Native Americans from 11 area Pueblos benefit from services provided by the hospital, which is part of the Indian Health Service, an agency of the U.S. Department of Health and Human Services. The hospital has a staff of 320 employees that cares for 30,000 patients, many of whom have diabetes, high blood pressure, obesity, chronic kidney disease and cardiovascular disease.
“As far as challenges dealing with cultural differences, there will surely be some,” Campbell said. “I did an experiential rotation at a reservation hospital in Arizona in February, so I got exposed to a small portion of it. The main thing to remember is to respect the individual’s beliefs because they are noticeably different in certain areas. Their beliefs tend to be different in terms of causes of disease states as well as best methods of treatment. Individuals also are very protective of their family, and often times you deal with more than one individual in a counseling session. Learning as I go is definitely going to be a major part of crossing these barriers. However, the individuals I spoke with in Arizona were all very friendly and willing to share with you their views and willing to listen to what you had to say. Cultural competence is without a doubt very important in this area of pharmacy. It also allows for new learning experiences and broadens one’s horizons.”
Campbell, a native of small town Carrollton in east central Ohio, said he appreciates the need to understand patients’ cultural backgrounds. In practical terms, what that means is health-care providers need to take time with patients to understand the cultural attitudes and beliefs they bring with them.
“There is a lot of patient interaction at the hospital,” he explained. “All Indian Health Service sites require that patients be counseled on every medication when they are picked up. This particular site is set up so that the patient is in an individual room with the pharmacist during their entire visit to the pharmacy. It allows for maximum patient-pharmacist interaction.”
“The changing demographic makeup of the U.S. has brought to the forefront the need for culturally competent health-care providers, including pharmacists,” said Dr. Monica Holiday-Goodman, associate professor of pharmacy practice who teaches a required course for pharmacy doctoral students titled Human Interaction in Health Care that contains a major component on cultural competence. “Cultural competence is said to be as important as clinical competence in ensuring positive outcomes for patients. Much of what we and our patients do regarding health care is culturally based. Cultural competence takes into account the patient’s attitudes, beliefs and practices regarding health care.

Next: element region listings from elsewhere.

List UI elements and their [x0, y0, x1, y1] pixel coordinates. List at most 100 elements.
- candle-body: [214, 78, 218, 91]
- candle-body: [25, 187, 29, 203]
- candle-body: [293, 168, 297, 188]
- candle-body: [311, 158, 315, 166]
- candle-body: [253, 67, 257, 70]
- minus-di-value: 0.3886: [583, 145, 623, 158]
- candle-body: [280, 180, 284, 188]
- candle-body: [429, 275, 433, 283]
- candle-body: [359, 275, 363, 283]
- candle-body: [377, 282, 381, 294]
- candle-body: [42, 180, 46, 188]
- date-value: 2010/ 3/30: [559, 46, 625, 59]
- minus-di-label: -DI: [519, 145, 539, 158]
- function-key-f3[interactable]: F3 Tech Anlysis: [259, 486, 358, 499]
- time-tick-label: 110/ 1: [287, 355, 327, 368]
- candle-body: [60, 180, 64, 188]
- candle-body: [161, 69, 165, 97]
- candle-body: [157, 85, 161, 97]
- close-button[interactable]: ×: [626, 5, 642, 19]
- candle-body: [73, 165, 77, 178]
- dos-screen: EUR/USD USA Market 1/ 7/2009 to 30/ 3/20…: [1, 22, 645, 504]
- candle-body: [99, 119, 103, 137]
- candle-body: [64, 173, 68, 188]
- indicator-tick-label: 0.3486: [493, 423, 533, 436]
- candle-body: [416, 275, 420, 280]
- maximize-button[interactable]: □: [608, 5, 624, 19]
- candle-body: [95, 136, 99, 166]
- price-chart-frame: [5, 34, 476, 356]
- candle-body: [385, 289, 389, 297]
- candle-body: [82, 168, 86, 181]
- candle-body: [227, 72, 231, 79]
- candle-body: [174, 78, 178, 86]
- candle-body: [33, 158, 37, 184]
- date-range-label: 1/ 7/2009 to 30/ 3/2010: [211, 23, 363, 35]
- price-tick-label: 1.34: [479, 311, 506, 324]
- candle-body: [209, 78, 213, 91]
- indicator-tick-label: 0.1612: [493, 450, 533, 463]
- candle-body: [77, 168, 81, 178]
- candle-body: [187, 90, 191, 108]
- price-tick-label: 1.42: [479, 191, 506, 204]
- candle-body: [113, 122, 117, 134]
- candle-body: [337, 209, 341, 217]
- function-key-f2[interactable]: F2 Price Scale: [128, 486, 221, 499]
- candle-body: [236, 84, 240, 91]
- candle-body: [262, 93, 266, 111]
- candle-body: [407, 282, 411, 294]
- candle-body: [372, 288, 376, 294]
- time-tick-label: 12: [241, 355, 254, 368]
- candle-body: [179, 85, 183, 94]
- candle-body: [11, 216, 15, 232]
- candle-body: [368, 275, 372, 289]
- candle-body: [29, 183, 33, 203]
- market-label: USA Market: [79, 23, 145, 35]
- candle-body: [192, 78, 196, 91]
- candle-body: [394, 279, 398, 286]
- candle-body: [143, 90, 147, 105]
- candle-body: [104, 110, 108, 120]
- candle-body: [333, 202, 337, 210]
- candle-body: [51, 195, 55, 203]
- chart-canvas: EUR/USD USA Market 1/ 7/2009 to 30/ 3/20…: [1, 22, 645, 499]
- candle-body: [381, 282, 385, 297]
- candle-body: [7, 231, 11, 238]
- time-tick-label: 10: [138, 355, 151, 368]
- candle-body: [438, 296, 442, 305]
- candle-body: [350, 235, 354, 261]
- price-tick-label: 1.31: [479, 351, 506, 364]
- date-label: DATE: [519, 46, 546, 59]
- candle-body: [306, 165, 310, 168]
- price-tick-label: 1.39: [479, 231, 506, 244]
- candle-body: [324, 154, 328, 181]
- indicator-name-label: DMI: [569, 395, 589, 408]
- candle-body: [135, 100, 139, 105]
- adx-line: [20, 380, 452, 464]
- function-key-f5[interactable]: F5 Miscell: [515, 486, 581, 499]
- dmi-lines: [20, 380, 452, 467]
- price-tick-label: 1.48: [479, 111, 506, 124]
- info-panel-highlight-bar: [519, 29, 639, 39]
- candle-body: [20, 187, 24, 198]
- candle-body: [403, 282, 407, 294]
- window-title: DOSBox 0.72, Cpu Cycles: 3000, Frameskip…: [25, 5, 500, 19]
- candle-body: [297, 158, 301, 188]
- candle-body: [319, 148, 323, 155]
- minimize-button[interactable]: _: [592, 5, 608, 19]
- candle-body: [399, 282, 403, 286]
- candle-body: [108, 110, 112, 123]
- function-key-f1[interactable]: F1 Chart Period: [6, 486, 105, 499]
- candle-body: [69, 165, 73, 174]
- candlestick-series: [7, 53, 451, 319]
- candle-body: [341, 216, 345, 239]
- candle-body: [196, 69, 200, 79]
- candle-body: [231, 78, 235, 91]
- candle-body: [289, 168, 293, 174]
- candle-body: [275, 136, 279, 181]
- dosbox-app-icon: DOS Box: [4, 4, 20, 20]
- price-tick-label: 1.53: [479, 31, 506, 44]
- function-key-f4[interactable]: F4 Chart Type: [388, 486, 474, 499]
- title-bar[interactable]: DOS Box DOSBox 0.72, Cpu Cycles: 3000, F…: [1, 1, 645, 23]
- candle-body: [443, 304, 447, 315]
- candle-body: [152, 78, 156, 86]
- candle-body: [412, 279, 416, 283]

Often times, these beliefs and practices may differ from those of the health-care provider. Those health-care providers that learn to work within the cultural framework of the patient can more easily establish a relationship of trust with the patient, thereby enhancing the likelihood of positive health-care outcomes.”
Campbell will participate in three of the hospital’s specialized, pharmacist-run clinics for patients interested in stopping smoking or needing anti-coagulation or hepatitis-C treatment.
He said ambulatory pharmacy practice is attractive because “it allows you to use your knowledge to a greater degree than a community setting but still offers more patient interaction than your typical inpatient pharmacy job.”
Campbell also will travel to five satellite clinics in the greater Santa Fe area, allowing him to care for patients from a wide variety of backgrounds. After residency, Campbell has a two-year obligation with the Public Health Service; he said he is considering a career with the organization.